Niyogi and colleagues worked more than three years on an intensive, collaborative project that was supported by the U.S. National Science Foundation and the India’s Ministry of Earth Sciences under the National Monsoon Mission to compile different datasets and assimilate global satellite soil moisture and soil temperature data from 1981-2017 and beyond. Their product now provides gridded data every three hours for every 4 km parcel of land giving soil moisture and temperature in India. Combined with observed weather during that period, the data can improve models used to predict future storms.

“This data is useful for a host of applications, including to help make decisions about where to grow crops or places in which we can adapt to prevent flooding or erosion,” Niyogi said.

Niyogi added that the data collection was possible because of the investment India has made through its Monsoon Mission and the partnership Purdue has created with the Indian government and scientists.

“Working together, between Purdue and the Indian teams, as well as the support we got on both sides, we could create a product that has been desired for a number of decades now,” Niyogi said. “It’s really heartening to see that at the intersection of technology and human collaboration, ideas can be converted into useful products.”

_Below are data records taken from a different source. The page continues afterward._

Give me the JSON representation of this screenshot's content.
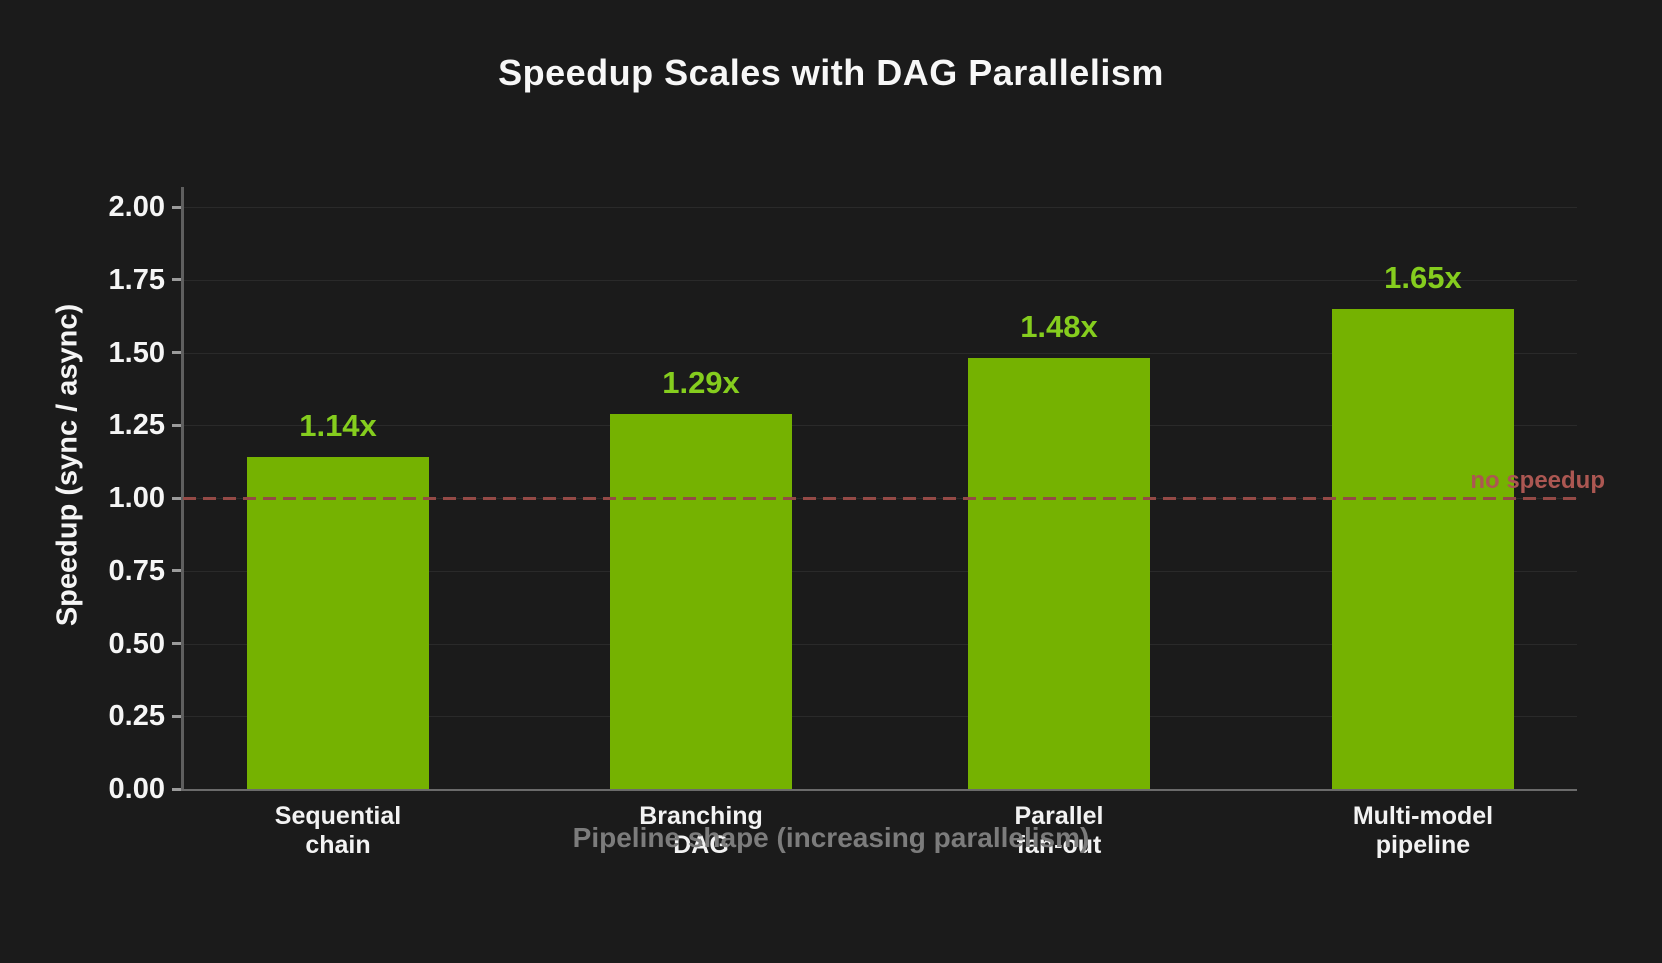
{
  "chart_data": {
    "type": "bar",
    "title": "Speedup Scales with DAG Parallelism",
    "xlabel": "Pipeline shape (increasing parallelism)",
    "ylabel": "Speedup (sync / async)",
    "categories": [
      "Sequential\nchain",
      "Branching\nDAG",
      "Parallel\nfan-out",
      "Multi-model\npipeline"
    ],
    "values": [
      1.14,
      1.29,
      1.48,
      1.65
    ],
    "data_labels": [
      "1.14x",
      "1.29x",
      "1.48x",
      "1.65x"
    ],
    "yticks": [
      "2.00",
      "1.75",
      "1.50",
      "1.25",
      "1.00",
      "0.75",
      "0.50",
      "0.25",
      "0.00"
    ],
    "ylim": [
      0,
      2.07
    ],
    "grid": true,
    "legend": "none",
    "background": "#1b1b1b",
    "bar_color": "#75b201",
    "bar_label_color": "#85cd1e",
    "reference_line": {
      "value": 1.0,
      "style": "dashed",
      "label": "no speedup",
      "color": "#944a46",
      "label_color": "#ac5752"
    }
  }
}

Hara Prasad Nayak, Raghu Nadimpalli, Palash Sinha and U C Mohanty from IIT Bhubaneswar, Krishna Osuri from NIT Rourkela, and M. Rajeevan, secretary of the Ministry of Earth Sciences in Indian side, with Fei Chen from the National Center for Atmospheric Research in the United States, participated in the study with Niyogi at Purdue.

The study benefitted primarily from Indian Ministry of Earth Sciences, U.S. National Science Foundation and the U.S. Department of Agriculture’s National Institute for Food and Agriculture.